The Council submits that the Company failed to provide the grievor with a fair and impartial investigation, contrary article 86 of the collective agreement. The Arbitrator has some difficulty with that submission. The record discloses that the grievor and his union representative were, to say the least, uncooperative with the investigation process. For example, when the grievor was asked to comment on the statement taken separately from the conductor who worked with him on the tour of duty in question, his union representative counselled him not to answer, declaring that the question was irrelevant. While the Arbitrator appreciates that investigations are not proceedings conducted to the standard of the legally trained, absent an obstructionary motive, it defies the most minimum common sense to understand on what basis the statement of the only other witness to the events could be objected to as irrelevant and inadmissible. The grievor refused to answer that question at his own considerable peril.

It appears that the impasse over the conductor’s statement arose some seven hours into the investigation, a tortured process in which the Company was able to cover only six questions. Understandably frustrated with the conduct of the grievor and his Union representative, the Company’s investigating officer simply concluded the investigation, and advised that the Company’s decision would be based on the information which was then available to it.

As prior awards of this Office have confirmed, the disciplinary investigation process is an intrinsic part of the expedited system of arbitration utilized within the railway industry in Canada. Its integrity must be respected if the arbitration system of this Office is to itself be reasonably efficient and able to rely on information gathered within that process. An examination of the record causes the Arbitrator to conclude that the grievor and his representative were openly contemptuous of the investigation process. They were unresponsive to a degree which gave the investigating officer a reasonable basis to conclude that any further attempt at questioning the grievor would only meet still more frustration.

Moreover, it cannot be said that the grievor was denied his rights under article 86 of the collective agreement. He was duly presented with all of the statements and documentation in the possession of the Company, and upon which the Company intended to rely, absent any satisfactory explanation or rebuttal on his part.

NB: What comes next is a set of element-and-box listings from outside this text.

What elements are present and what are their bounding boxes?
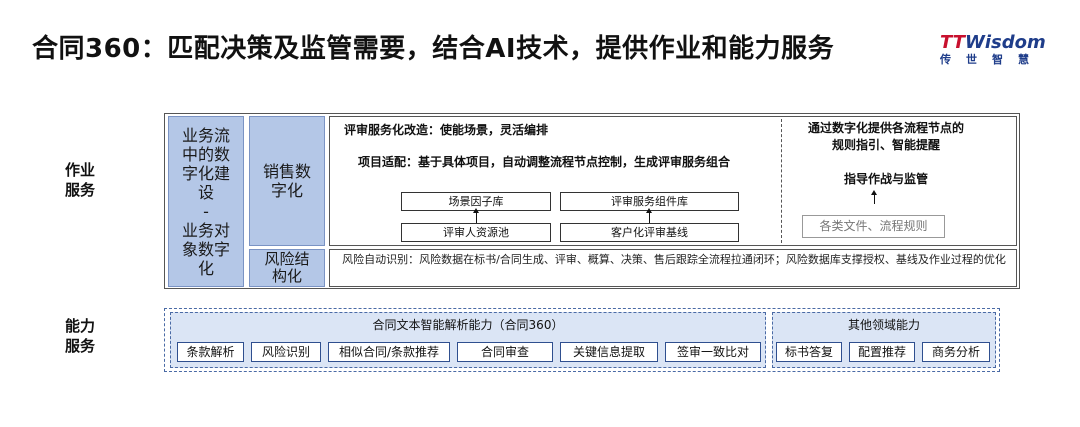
risk-text: 风险自动识别：风险数据在标书/合同生成、评审、概算、决策、售后跟踪全流程拉通闭环… bbox=[342, 253, 1006, 266]
other-domain-title: 其他领域能力 bbox=[847, 318, 920, 332]
up-arrow-icon bbox=[646, 208, 652, 223]
review-line-2: 项目适配：基于具体项目，自动调整流程节点控制，生成评审服务组合 bbox=[358, 155, 731, 169]
key-info-extract-box: 关键信息提取 bbox=[560, 342, 658, 362]
contract-review-box: 合同审查 bbox=[457, 342, 553, 362]
review-line-1: 评审服务化改造：使能场景，灵活编排 bbox=[344, 123, 549, 137]
business-analysis-box: 商务分析 bbox=[922, 342, 990, 362]
ttwisdom-logo: TTWisdom 传世智慧 bbox=[940, 32, 1046, 66]
work-service-label: 作业 服务 bbox=[64, 161, 95, 199]
config-recommend-box: 配置推荐 bbox=[849, 342, 915, 362]
sales-digitization-block: 销售数 字化 bbox=[249, 116, 325, 246]
sign-consistency-box: 签审一致比对 bbox=[665, 342, 761, 362]
up-arrow-icon bbox=[473, 208, 479, 223]
business-digitization-block: 业务流 中的数 字化建 设 - 业务对 象数字 化 bbox=[168, 116, 244, 287]
risk-identification-box: 风险识别 bbox=[251, 342, 321, 362]
guide-line-2: 指导作战与监管 bbox=[843, 172, 928, 186]
up-arrow-icon bbox=[871, 190, 877, 204]
capability-service-label: 能力 服务 bbox=[64, 317, 95, 355]
page-title: 合同360：匹配决策及监管需要，结合AI技术，提供作业和能力服务 bbox=[32, 34, 835, 64]
risk-structuring-block: 风险结 构化 bbox=[249, 249, 325, 287]
reviewer-pool-box: 评审人资源池 bbox=[401, 223, 551, 242]
bid-reply-box: 标书答复 bbox=[776, 342, 842, 362]
similar-contract-box: 相似合同/条款推荐 bbox=[328, 342, 450, 362]
panel-divider bbox=[781, 119, 782, 243]
customer-baseline-box: 客户化评审基线 bbox=[560, 223, 739, 242]
guide-line-1: 通过数字化提供各流程节点的 规则指引、智能提醒 bbox=[807, 121, 964, 152]
documents-rules-box: 各类文件、流程规则 bbox=[802, 215, 945, 238]
contract-parsing-title: 合同文本智能解析能力（合同360） bbox=[372, 318, 564, 332]
clause-parsing-box: 条款解析 bbox=[177, 342, 244, 362]
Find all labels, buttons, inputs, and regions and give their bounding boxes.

A central purpose of the investigation process is to give the employee the opportunity to know and respond to the evidence in the possession of the Company. For reasons which the grievor and his representative best appreciate, they chose to squander that opportunity. The manner in which the grievor and his representative responded to the Company’s attempt to conduct an orderly investigation, which in my view bordered on abusive, was tantamount to a waiver of the grievor’s rights to pursue the matter any further.

The Company had adequate information before it on which to base its decision. In keeping with the requirements of article 86, it made the content of that information fully known to the grievor and his union representative. There was no obligation upon the Company to endure continued frustration of the process by the grievor and his representative in an effort to understand whether he had any reasonable rebuttal to offer.

In the result, I am compelled to conclude that the case presented by the Council, both as to the preliminary objection and the alleged misconduct itself, is entirely without merit. While the assessment of thirty demerits against an employee of twenty-nine years’ service is a serious matter, so too is the deliberate sabotage of a work assignment, aggravated by an equal willingness to sabotage the ensuing disciplinary investigation. The grievance must therefore be dismissed.